By David Nicklaus, St. Louis Post-Dispatch — January 7, 2020
As scientists around the world battle COVID-19, a few people in St. Louis are also thinking about future pandemics.
An Israeli company has made St. Louis a testing ground for a smartphone app that tracks the vital signs of inner-city and rural residents who are vulnerable to infections like the novel coronavirus. Workers in the BioSTL building in the Central West End are wearing bluetooth tags to test a contact tracing app.
BioSTL, a trade organization for the life-sciences industry, hopes to attract many similar pandemic-related innovations to St. Louis with a $2.96 million federal grant it received last month.
The money, the largest of several grants the group has won in recent years, will establish the Center for National Pandemic Resiliency in Biosciences. It will set out to develop — and build businesses around — any technology that can predict, monitor, treat or prevent a widespread disease outbreak.
The Commerce Department, which awarded the grant through its Economic Development Administration, estimates that the center will create 125 jobs and attract $20 million in private investment.
Donn Rubin, president of BioSTL, thinks the impact could be even greater over time. “We think it will help St. Louis be a magnet to global innovators who are developing technology in the pandemic resiliency space,” he said.
The current pandemic has caused many biotechnology entrepreneurs to shift their focus to COVID-19. In St. Louis, Precision Virologics and VaxNewMo had been working on other diseases and are now developing coronavirus vaccines. Confluence Life Sciences is retooling an arthritis drug as a potential COVID-19 treatment.

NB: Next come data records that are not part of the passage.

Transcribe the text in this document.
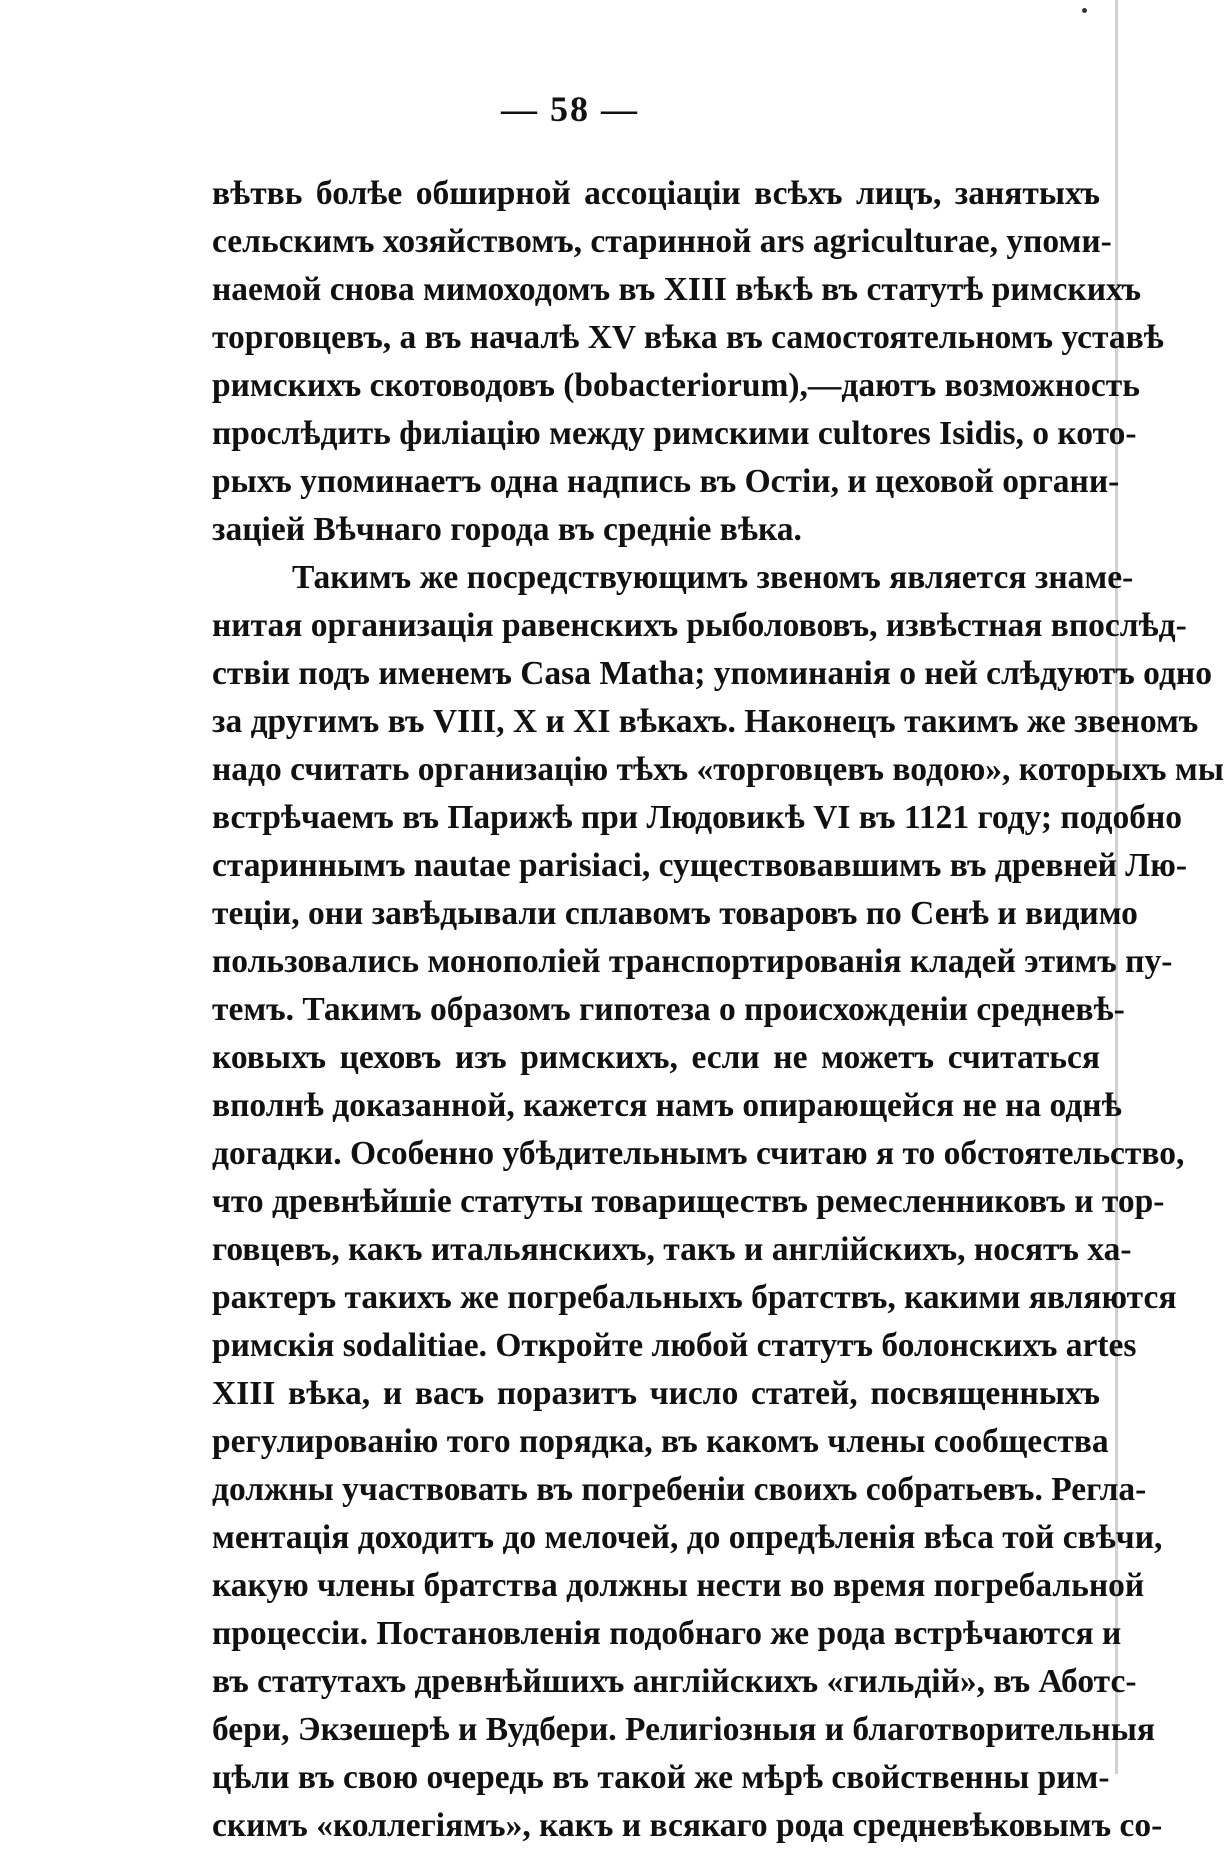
— 58 —
вѣтвь болѣе обширной ассоціаціи всѣхъ лицъ, занятыхъ
сельскимъ хозяйствомъ, старинной ars agriculturae, упоми-
наемой снова мимоходомъ въ XIII вѣкѣ въ статутѣ римскихъ
торговцевъ, а въ началѣ XV вѣка въ самостоятельномъ уставѣ
римскихъ скотоводовъ (bobacteriorum),—даютъ возможность
прослѣдить филіацію между римскими cultores Isidis, о кото-
рыхъ упоминаетъ одна надпись въ Остіи, и цеховой органи-
заціей Вѣчнаго города въ средніе вѣка.
Такимъ же посредствующимъ звеномъ является знаме-
нитая организація равенскихъ рыболововъ, извѣстная впослѣд-
ствіи подъ именемъ Casa Matha; упоминанія о ней слѣдуютъ одно
за другимъ въ VIII, X и XI вѣкахъ. Наконецъ такимъ же звеномъ
надо считать организацію тѣхъ «торговцевъ водою», которыхъ мы
встрѣчаемъ въ Парижѣ при Людовикѣ VI въ 1121 году; подобно
стариннымъ nautae parisiaci, существовавшимъ въ древней Лю-
теціи, они завѣдывали сплавомъ товаровъ по Сенѣ и видимо
пользовались монополіей транспортированія кладей этимъ пу-
темъ. Такимъ образомъ гипотеза о происхожденіи средневѣ-
ковыхъ цеховъ изъ римскихъ, если не можетъ считаться
вполнѣ доказанной, кажется намъ опирающейся не на однѣ
догадки. Особенно убѣдительнымъ считаю я то обстоятельство,
что древнѣйшіе статуты товариществъ ремесленниковъ и тор-
говцевъ, какъ итальянскихъ, такъ и англійскихъ, носятъ ха-
рактеръ такихъ же погребальныхъ братствъ, какими являются
римскія sodalitiae. Откройте любой статутъ болонскихъ artes
XIII вѣка, и васъ поразитъ число статей, посвященныхъ
регулированію того порядка, въ какомъ члены сообщества
должны участвовать въ погребеніи своихъ собратьевъ. Регла-
ментація доходитъ до мелочей, до опредѣленія вѣса той свѣчи,
какую члены братства должны нести во время погребальной
процессіи. Постановленія подобнаго же рода встрѣчаются и
въ статутахъ древнѣйшихъ англійскихъ «гильдій», въ Аботс-
бери, Экзешерѣ и Вудбери. Религіозныя и благотворительныя
цѣли въ свою очередь въ такой же мѣрѣ свойственны рим-
скимъ «коллегіямъ», какъ и всякаго рода средневѣковымъ со-
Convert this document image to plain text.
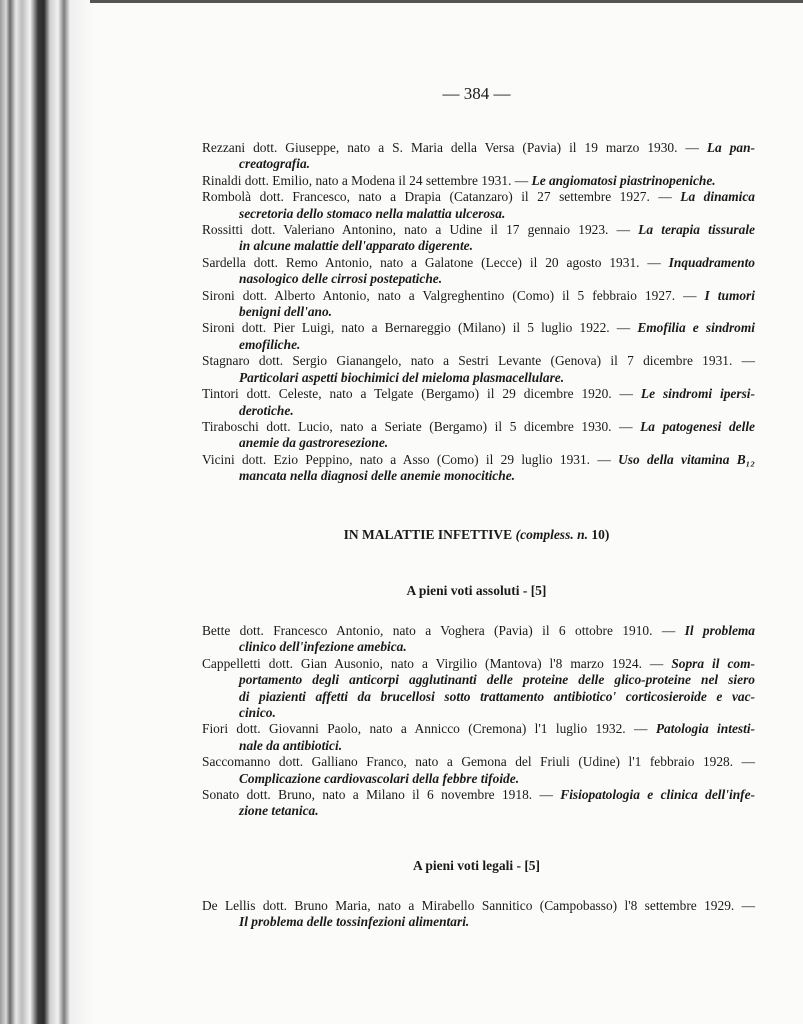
— 384 —
Rezzani dott. Giuseppe, nato a S. Maria della Versa (Pavia) il 19 marzo 1930. — La pan-
creatografia.
Rinaldi dott. Emilio, nato a Modena il 24 settembre 1931. — Le angiomatosi piastrinopeniche.
Rombolà dott. Francesco, nato a Drapia (Catanzaro) il 27 settembre 1927. — La dinamica
secretoria dello stomaco nella malattia ulcerosa.
Rossitti dott. Valeriano Antonino, nato a Udine il 17 gennaio 1923. — La terapia tissurale
in alcune malattie dell'apparato digerente.
Sardella dott. Remo Antonio, nato a Galatone (Lecce) il 20 agosto 1931. — Inquadramento
nasologico delle cirrosi postepatiche.
Sironi dott. Alberto Antonio, nato a Valgreghentino (Como) il 5 febbraio 1927. — I tumori
benigni dell'ano.
Sironi dott. Pier Luigi, nato a Bernareggio (Milano) il 5 luglio 1922. — Emofilia e sindromi
emofiliche.
Stagnaro dott. Sergio Gianangelo, nato a Sestri Levante (Genova) il 7 dicembre 1931. —
Particolari aspetti biochimici del mieloma plasmacellulare.
Tintori dott. Celeste, nato a Telgate (Bergamo) il 29 dicembre 1920. — Le sindromi ipersi-
derotiche.
Tiraboschi dott. Lucio, nato a Seriate (Bergamo) il 5 dicembre 1930. — La patogenesi delle
anemie da gastroresezione.
Vicini dott. Ezio Peppino, nato a Asso (Como) il 29 luglio 1931. — Uso della vitamina B₁₂
mancata nella diagnosi delle anemie monocitiche.
IN MALATTIE INFETTIVE (compless. n. 10)
A pieni voti assoluti - [5]
Bette dott. Francesco Antonio, nato a Voghera (Pavia) il 6 ottobre 1910. — Il problema
clinico dell'infezione amebica.
Cappelletti dott. Gian Ausonio, nato a Virgilio (Mantova) l'8 marzo 1924. — Sopra il com-
portamento degli anticorpi agglutinanti delle proteine delle glico-proteine nel siero
di piazienti affetti da brucellosi sotto trattamento antibiotico' corticosieroide e vac-
cinico.
Fiori dott. Giovanni Paolo, nato a Annicco (Cremona) l'1 luglio 1932. — Patologia intesti-
nale da antibiotici.
Saccomanno dott. Galliano Franco, nato a Gemona del Friuli (Udine) l'1 febbraio 1928. —
Complicazione cardiovascolari della febbre tifoide.
Sonato dott. Bruno, nato a Milano il 6 novembre 1918. — Fisiopatologia e clinica dell'infe-
zione tetanica.
A pieni voti legali - [5]
De Lellis dott. Bruno Maria, nato a Mirabello Sannitico (Campobasso) l'8 settembre 1929. —
Il problema delle tossinfezioni alimentari.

All three of those firms received early support from BioSTL's investment arm, BioGenerator. Rubin believes the Commerce Department was impressed by the organization's track record of building businesses here and attracting firms from elsewhere.
The grant comes from $1.5 billion allocated in last year's CARES Act to help communities recover from COVID-19. Most other grants, such as $3.2 million that St. Louis Development Corp. received in August for a small-business loan fund, have been strictly about economic recovery.
BioSTL decided to propose something that would boost both the local economy and the nation's ability to fight pandemics.
The grant includes money to study the feasibility of building more lab space here and building a scale-up biologics manufacturing plant, two projects that have been long-term goals for St. Louis' growing biotech industry.
“This center is part of a strategy that positions St. Louis as a leader between the coasts in an important emerging area,” Rubin said.
He said BioSTL expects to name a director for the resiliency center in the next few months, then start reaching out to researchers in the Midwest and beyond who are working on pandemic-related projects.
Soon after the grant announcement, BioSTL heard from someone who's developing technology for coordinating mass vaccination efforts — a glaring need that has emerged this year.
The call confirmed for Rubin that researchers are working to address almost every aspect of the pandemic, but that many of them need help turning their ideas into viable businesses. That's what BioSTL and BioGenerator have done for local entrepreneurs for the better part of two decades.
By being branded a national center for pandemic-related work, Rubin hopes to lure many more firms here.
“This puts a marker down that St. Louis is developing unique capabilities,” he said. “We can be valuable to any entrepreneur with an eye on this market.”